Aminata Mbaye stands on the dive boat as the group prepares for the final descent of the October programme

(The Washington Post by Guy Peterson)

Sambou says parts of Africa’s history – including the scope and impact of the transatlantic slave trade – have been overlooked or ignored within Africa for too long. Even stories about Gorée, a tiny island off Dakar long said to be a transit point for millions of enslaved people, have in recent decades been undermined with questions about whether its role was overstated. Sambou says that the work to correct and complete the historical record is just beginning and that much of it could happen underwater.

But diving is still new to many here, and he says that when he started, he decided not to tell his family. He didn’t want to be discouraged.

On the days they weren’t diving, students worked in a classroom to plot their collected data on maps

(The Washington Post by Guy Peterson)

On both sides of the Atlantic, Miller says, Black people often have a complicated relationship with water. During the slave trade, they were taken from the areas bordering rivers and coasts on which they’d relied for their living. Today, redlining and environmental racism have often left Black communities with insufficient or polluted water.

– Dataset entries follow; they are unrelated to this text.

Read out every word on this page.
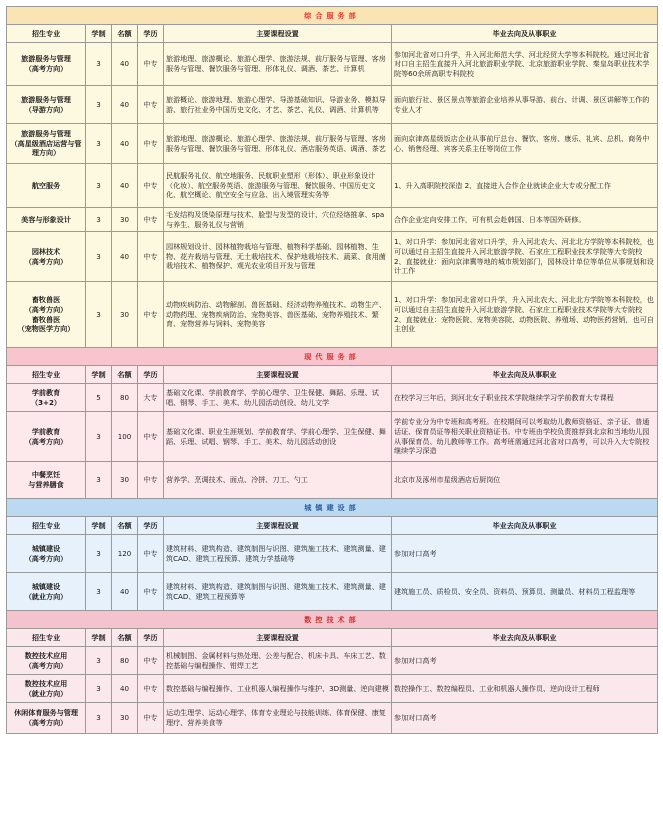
综合服务部					
招生专业	学制	名额	学历	主要课程设置	毕业去向及从事职业
旅游服务与管理
（高考方向）	3	40	中专	旅游地理、旅游概论、旅游心理学、旅游法规、前厅服务与管理、客房服务与管理、餐饮服务与管理、形体礼仪、调酒、茶艺、计算机	参加河北省对口升学，升入河北师范大学、河北经贸大学等本科院校。通过河北省对口自主招生直接升入河北旅游职业学院、北京旅游职业学院、秦皇岛职业技术学院等60余所高职专科院校
旅游服务与管理
（导游方向）	3	40	中专	旅游概论、旅游地理、旅游心理学、导游基础知识、导游业务、模拟导游、旅行社业务中国历史文化、才艺、茶艺、礼仪、调酒、计算机等	面向旅行社、景区景点等旅游企业培养从事导游、前台、计调、景区讲解等工作的专业人才
旅游服务与管理
（高星级酒店运营与管理方向）	3	40	中专	旅游地理、旅游概论、旅游心理学、旅游法规、前厅服务与管理、客房服务与管理、餐饮服务与管理、形体礼仪、酒店服务英语、调酒、茶艺	面向京津高星级饭店企业从事前厅总台、餐饮、客房、康乐、礼宾、总机、商务中心、销售经理、宾客关系主任等岗位工作
航空服务	3	40	中专	民航服务礼仪、航空地服务、民航职业塑形（形体）、职业形象设计（化妆）、航空服务英语、旅游服务与管理、餐饮服务、中国历史文化、航空概论、航空安全与应急、出入境管理实务等	1、升入高职院校深造 2、直接进入合作企业就读企业大专或分配工作
美容与形象设计	3	30	中专	毛发结构及烫染原理与技术、脸型与发型的设计、穴位经络推拿、spa与养生、服务礼仪与营销	合作企业定向安排工作，可有机会赴韩国、日本等国外研修。
园林技术
（高考方向）	3	40	中专	园林规划设计、园林植物栽培与管理、植物科学基础、园林植物、生物、花卉栽培与管理、无土栽培技术、保护地栽培技术、蔬菜、食用菌栽培技术、植物保护、观光农业项目开发与管理	1、对口升学：参加河北省对口升学，升入河北农大、河北北方学院等本科院校，也可以通过自主招生直接升入河北旅游学院、石家庄工程职业技术学院等大专院校
2、直接就业：面向京津冀等地的城市规划部门，园林设计单位等单位从事规划和设计工作
畜牧兽医
（高考方向）
畜牧兽医
（宠物医学方向）	3	30	中专	动物疾病防治、动物解剖、兽医基础、经济动物养殖技术、动物生产、动物药理、宠物疾病防治、宠物美容、兽医基础、宠物养殖技术、繁育、宠物营养与饲料、宠物美容	1、对口升学：参加河北省对口升学，升入河北农大、河北北方学院等本科院校，也可以通过自主招生直接升入河北旅游学院、石家庄工程职业技术学院等大专院校
2、直接就业：宠物医院、宠物美容院、动物医院、养殖场、动物医药营销，也可自主创业
现代服务部					
招生专业	学制	名额	学历	主要课程设置	毕业去向及从事职业
学前教育
（3+2）	5	80	大专	基础文化课、学前教育学、学前心理学、卫生保健、舞蹈、乐理、试唱、钢琴、手工、美术、幼儿园活动创设、幼儿文学	在校学习三年后，到河北女子职业技术学院继续学习学前教育大专课程
学前教育
（高考方向）	3	100	中专	基础文化课、职业生涯规划、学前教育学、学前心理学、卫生保健、舞蹈、乐理、试唱、钢琴、手工、美术、幼儿园活动创设	学前专业分为中专班和高考班。在校期间可以考取幼儿教师资格证、亲子证、普通话证、保育员证等相关职业资格证书。中专班由学校负责推荐到北京和当地幼儿园从事保育员、幼儿教师等工作。高考班需通过河北省对口高考，可以升入大专院校继续学习深造
中餐烹饪
与营养膳食	3	30	中专	营养学、烹调技术、面点、冷拼、刀工、勺工	北京市及涿州市星级酒店后厨岗位
城镇建设部					
招生专业	学制	名额	学历	主要课程设置	毕业去向及从事职业
城镇建设
（高考方向）	3	120	中专	建筑材料、建筑构造、建筑制图与识图、建筑施工技术、建筑测量、建筑CAD、建筑工程预算、建筑力学基础等	参加对口高考
城镇建设
（就业方向）	3	40	中专	建筑材料、建筑构造、建筑制图与识图、建筑施工技术、建筑测量、建筑CAD、建筑工程预算等	建筑施工员、质检员、安全员、资料员、预算员、测量员、材料员工程监理等
数控技术部					
招生专业	学制	名额	学历	主要课程设置	毕业去向及从事职业
数控技术应用
（高考方向）	3	80	中专	机械制图、金属材料与热处理、公差与配合、机床卡具、车床工艺、数控基础与编程操作、钳焊工艺	参加对口高考
数控技术应用
（就业方向）	3	40	中专	数控基础与编程操作、工业机器人编程操作与维护、3D测量、逆向建模	数控操作工、数控编程员、工业和机器人操作员、逆向设计工程师
休闲体育服务与管理
（高考方向）	3	30	中专	运动生理学、运动心理学、体育专业理论与技能训练、体育保健、康复理疗、营养美食等	参加对口高考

“For us, the water has trauma embedded in it,” she says.

But the water can also offer healing, Miller says. Bringing together students – some of whom barely knew how to swim at first – to explore their history with the water felt so right, she says.

One evening, after a long day of diving, Miller saw Sambou on the dock with Déthié Faye, whose studies have focused on fisheries, and Angelo Ayedoun, a diver from Benin. Sambou slapped his fins against the ocean’s gentle waves as Faye clapped his hands, making a steady beat. Standing next to them, Ayedoun waved his hands and swivelled his hips, dancing as if to a hit song. All three were grinning.

The sight of Black men having so much fun in the water brought Miller such a jolt of joy that her eyes filled with tears.